TRIBUNJATIM.COM, SURABAYA – Alur kasus dugaan korupsi yang menjerat mantan Wali Kota Batu, Malang Eddy Rumpoko, menemui babak akhir.

Mantan orang nomor satu di Batu itu dijatuhi hukuman penjara selama 3 tahun serta denda sebesar Rp 200 juta subsider 3 bulan oleh Majelis Hakim di Pengadilan Tipikor Surabaya, Jumat (27/4/2018).

 

“Menyatakan terdakwa terbukti melakukan tindak pidana korupsi, dan menjatuhkan hukuman penjara selama 3 tahun,” beber H. R. Unggul saat membacakan amar putusan di Ruang Candra.

Tidak hanya itu, Majelis Hakim juga mencabut hak politik terdakwa selama 5 tahun.

ER terbukti menyalahi Pasal 12a atau Pasal 11 UU No 31 Tahun 1999 tentang Pemberantasan Tindak Pidana Korupsi sebagaimana telah diubah dengan UU No 20 Tahun 2001 juncto Pasal 55 ayat 1 ke-1 KUHP juncto Pasal 64 ayat 1 KUHP.

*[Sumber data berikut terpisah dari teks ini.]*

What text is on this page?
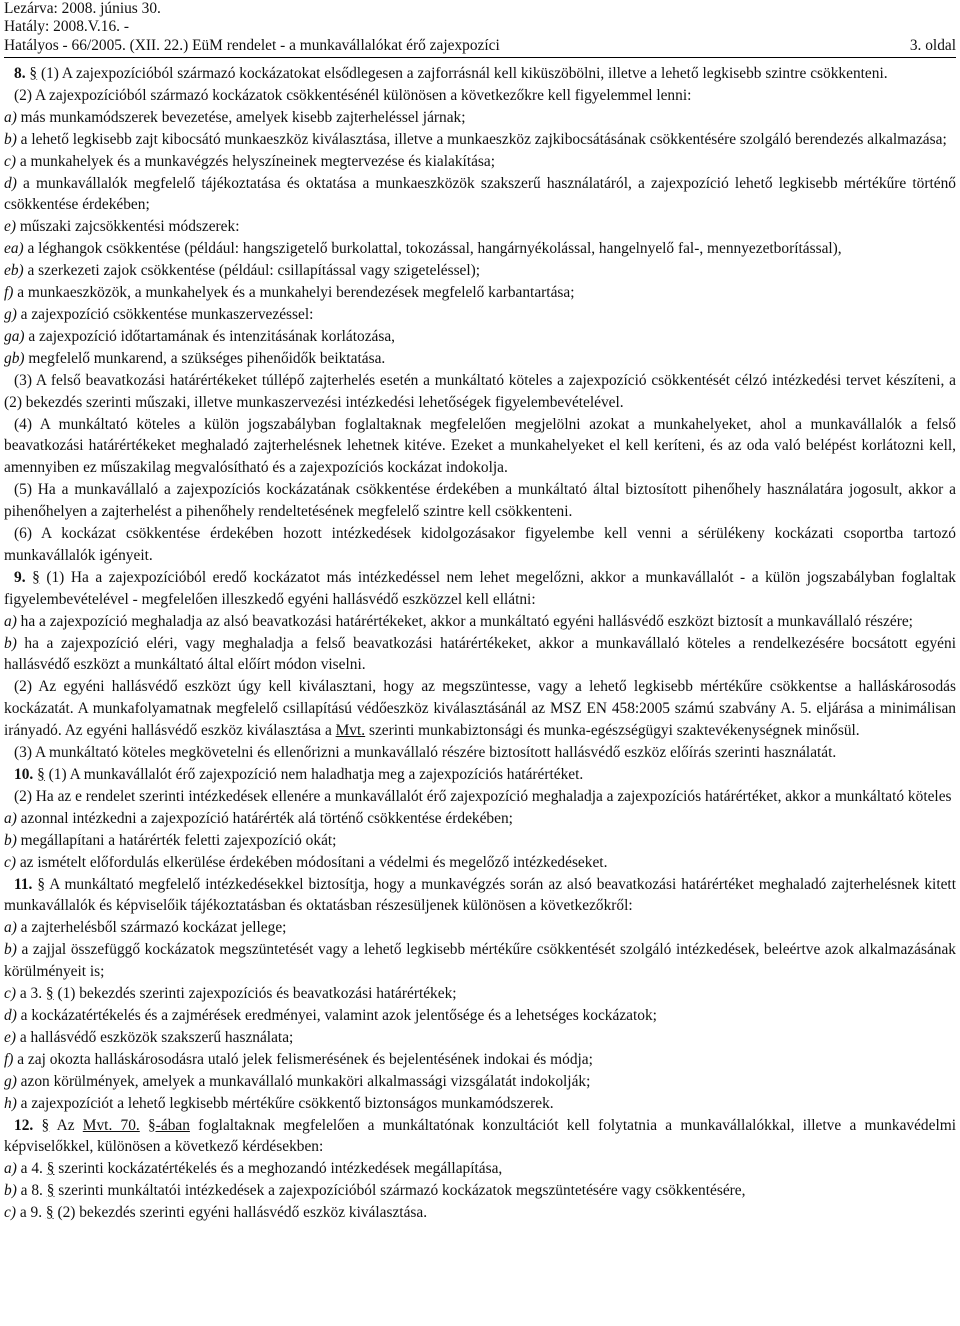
Lezárva: 2008. június 30.
Hatály: 2008.V.16. -
Hatályos - 66/2005. (XII. 22.) EüM rendelet - a munkavállalókat érő zajexpozíci	3. oldal

8. § (1) A zajexpozícióból származó kockázatokat elsődlegesen a zajforrásnál kell kiküszöbölni, illetve a lehető legkisebb szintre csökkenteni.

(2) A zajexpozícióból származó kockázatok csökkentésénél különösen a következőkre kell figyelemmel lenni:

a) más munkamódszerek bevezetése, amelyek kisebb zajterheléssel járnak;

b) a lehető legkisebb zajt kibocsátó munkaeszköz kiválasztása, illetve a munkaeszköz zajkibocsátásának csökkentésére szolgáló berendezés alkalmazása;

c) a munkahelyek és a munkavégzés helyszíneinek megtervezése és kialakítása;

d) a munkavállalók megfelelő tájékoztatása és oktatása a munkaeszközök szakszerű használatáról, a zajexpozíció lehető legkisebb mértékűre történő csökkentése érdekében;

e) műszaki zajcsökkentési módszerek:

ea) a léghangok csökkentése (például: hangszigetelő burkolattal, tokozással, hangárnyékolással, hangelnyelő fal-, mennyezetborítással),

eb) a szerkezeti zajok csökkentése (például: csillapítással vagy szigeteléssel);

f) a munkaeszközök, a munkahelyek és a munkahelyi berendezések megfelelő karbantartása;

g) a zajexpozíció csökkentése munkaszervezéssel:

ga) a zajexpozíció időtartamának és intenzitásának korlátozása,

gb) megfelelő munkarend, a szükséges pihenőidők beiktatása.

(3) A felső beavatkozási határértékeket túllépő zajterhelés esetén a munkáltató köteles a zajexpozíció csökkentését célzó intézkedési tervet készíteni, a (2) bekezdés szerinti műszaki, illetve munkaszervezési intézkedési lehetőségek figyelembevételével.

(4) A munkáltató köteles a külön jogszabályban foglaltaknak megfelelően megjelölni azokat a munkahelyeket, ahol a munkavállalók a felső beavatkozási határértékeket meghaladó zajterhelésnek lehetnek kitéve. Ezeket a munkahelyeket el kell keríteni, és az oda való belépést korlátozni kell, amennyiben ez műszakilag megvalósítható és a zajexpozíciós kockázat indokolja.

(5) Ha a munkavállaló a zajexpozíciós kockázatának csökkentése érdekében a munkáltató által biztosított pihenőhely használatára jogosult, akkor a pihenőhelyen a zajterhelést a pihenőhely rendeltetésének megfelelő szintre kell csökkenteni.

(6) A kockázat csökkentése érdekében hozott intézkedések kidolgozásakor figyelembe kell venni a sérülékeny kockázati csoportba tartozó munkavállalók igényeit.

9. § (1) Ha a zajexpozícióból eredő kockázatot más intézkedéssel nem lehet megelőzni, akkor a munkavállalót - a külön jogszabályban foglaltak figyelembevételével - megfelelően illeszkedő egyéni hallásvédő eszközzel kell ellátni:

a) ha a zajexpozíció meghaladja az alsó beavatkozási határértékeket, akkor a munkáltató egyéni hallásvédő eszközt biztosít a munkavállaló részére;

b) ha a zajexpozíció eléri, vagy meghaladja a felső beavatkozási határértékeket, akkor a munkavállaló köteles a rendelkezésére bocsátott egyéni hallásvédő eszközt a munkáltató által előírt módon viselni.

(2) Az egyéni hallásvédő eszközt úgy kell kiválasztani, hogy az megszüntesse, vagy a lehető legkisebb mértékűre csökkentse a halláskárosodás kockázatát. A munkafolyamatnak megfelelő csillapítású védőeszköz kiválasztásánál az MSZ EN 458:2005 számú szabvány A. 5. eljárása a minimálisan irányadó. Az egyéni hallásvédő eszköz kiválasztása a Mvt. szerinti munkabiztonsági és munka-egészségügyi szaktevékenységnek minősül.

(3) A munkáltató köteles megkövetelni és ellenőrizni a munkavállaló részére biztosított hallásvédő eszköz előírás szerinti használatát.

10. § (1) A munkavállalót érő zajexpozíció nem haladhatja meg a zajexpozíciós határértéket.

(2) Ha az e rendelet szerinti intézkedések ellenére a munkavállalót érő zajexpozíció meghaladja a zajexpozíciós határértéket, akkor a munkáltató köteles

a) azonnal intézkedni a zajexpozíció határérték alá történő csökkentése érdekében;

b) megállapítani a határérték feletti zajexpozíció okát;

c) az ismételt előfordulás elkerülése érdekében módosítani a védelmi és megelőző intézkedéseket.

11. § A munkáltató megfelelő intézkedésekkel biztosítja, hogy a munkavégzés során az alsó beavatkozási határértéket meghaladó zajterhelésnek kitett munkavállalók és képviselőik tájékoztatásban és oktatásban részesüljenek különösen a következőkről:

a) a zajterhelésből származó kockázat jellege;

b) a zajjal összefüggő kockázatok megszüntetését vagy a lehető legkisebb mértékűre csökkentését szolgáló intézkedések, beleértve azok alkalmazásának körülményeit is;

c) a 3. § (1) bekezdés szerinti zajexpozíciós és beavatkozási határértékek;

d) a kockázatértékelés és a zajmérések eredményei, valamint azok jelentősége és a lehetséges kockázatok;

e) a hallásvédő eszközök szakszerű használata;

f) a zaj okozta halláskárosodásra utaló jelek felismerésének és bejelentésének indokai és módja;

g) azon körülmények, amelyek a munkavállaló munkaköri alkalmassági vizsgálatát indokolják;

h) a zajexpozíciót a lehető legkisebb mértékűre csökkentő biztonságos munkamódszerek.

12. § Az Mvt. 70. §-ában foglaltaknak megfelelően a munkáltatónak konzultációt kell folytatnia a munkavállalókkal, illetve a munkavédelmi képviselőkkel, különösen a következő kérdésekben:

a) a 4. § szerinti kockázatértékelés és a meghozandó intézkedések megállapítása,

b) a 8. § szerinti munkáltatói intézkedések a zajexpozícióból származó kockázatok megszüntetésére vagy csökkentésére,

c) a 9. § (2) bekezdés szerinti egyéni hallásvédő eszköz kiválasztása.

Namun, dakwaan Pasal primer 12a tidak terbukti dalam fakta persidangan, maka Eddy Rumpoko hanya dijerat Pasal 11 UU No 31 Tahun 1999.

Artinya, bukti atas uang suap yang diberikan Fillipus Djap sebesar Rp 200 juta tidak terbukti, hanya mobil merk Toyota Alphard senilai Rp 1,6 M yang terbukti.

Vonis ini lebih ringan dari tuntutan Jaksa dari KPK yang menuntut dirinya dengan hukuman pidana selama 8 tahun.

Menanggapi vonis tersebut, Eddy Rumpoko mengaku pikir-pikir atas vonis yang dijatuhkan.

“Silahkan ke kuasa hukum saya saja, semua sudah berjalan,” ungkapnya lalu bergegas ke ruang tahanan.

 

Secara terpisah, Agus Dwi Warsono selaku kuasa hukum ER menyebutkan, masih akan menelaah kembali atas vonis yang dijatuhkan.

“Pada prinsipnya, kami selaku kuasa hukum sudah membicarakan hal ini dengan Pak Eddy pada saat setelah dibacakannya putusan. Salinan putusan secara keseluruhan akan kami telaah,” ujarnya saat dikonfirmasi TribunJatim.com.

Dari vonis yang dibacakan, lanjut Agus, pihaknya tidak sependapat dengan pertimbangan hukum majelis, terkait dengan menyatakan terbukti dakwaan subsidernya.

“Majelis sependapat dengan kami, kalau dakwaan primer yang ditujukan oleh JPU KPK, sudah kami tolak saat pledoi,” lanjutnya.

Agus menambahkan, vonis ini tidak seluruhnya dipertimbangkan sebagai fakta persidangan dan fakta hukum.

“Bisa saja tidak terbukti subsidernya,” tambahnya.

Maka dari itu, pihaknya masih pikir-pikir, apakah akan mengajukan banding dalam putusan tersebut.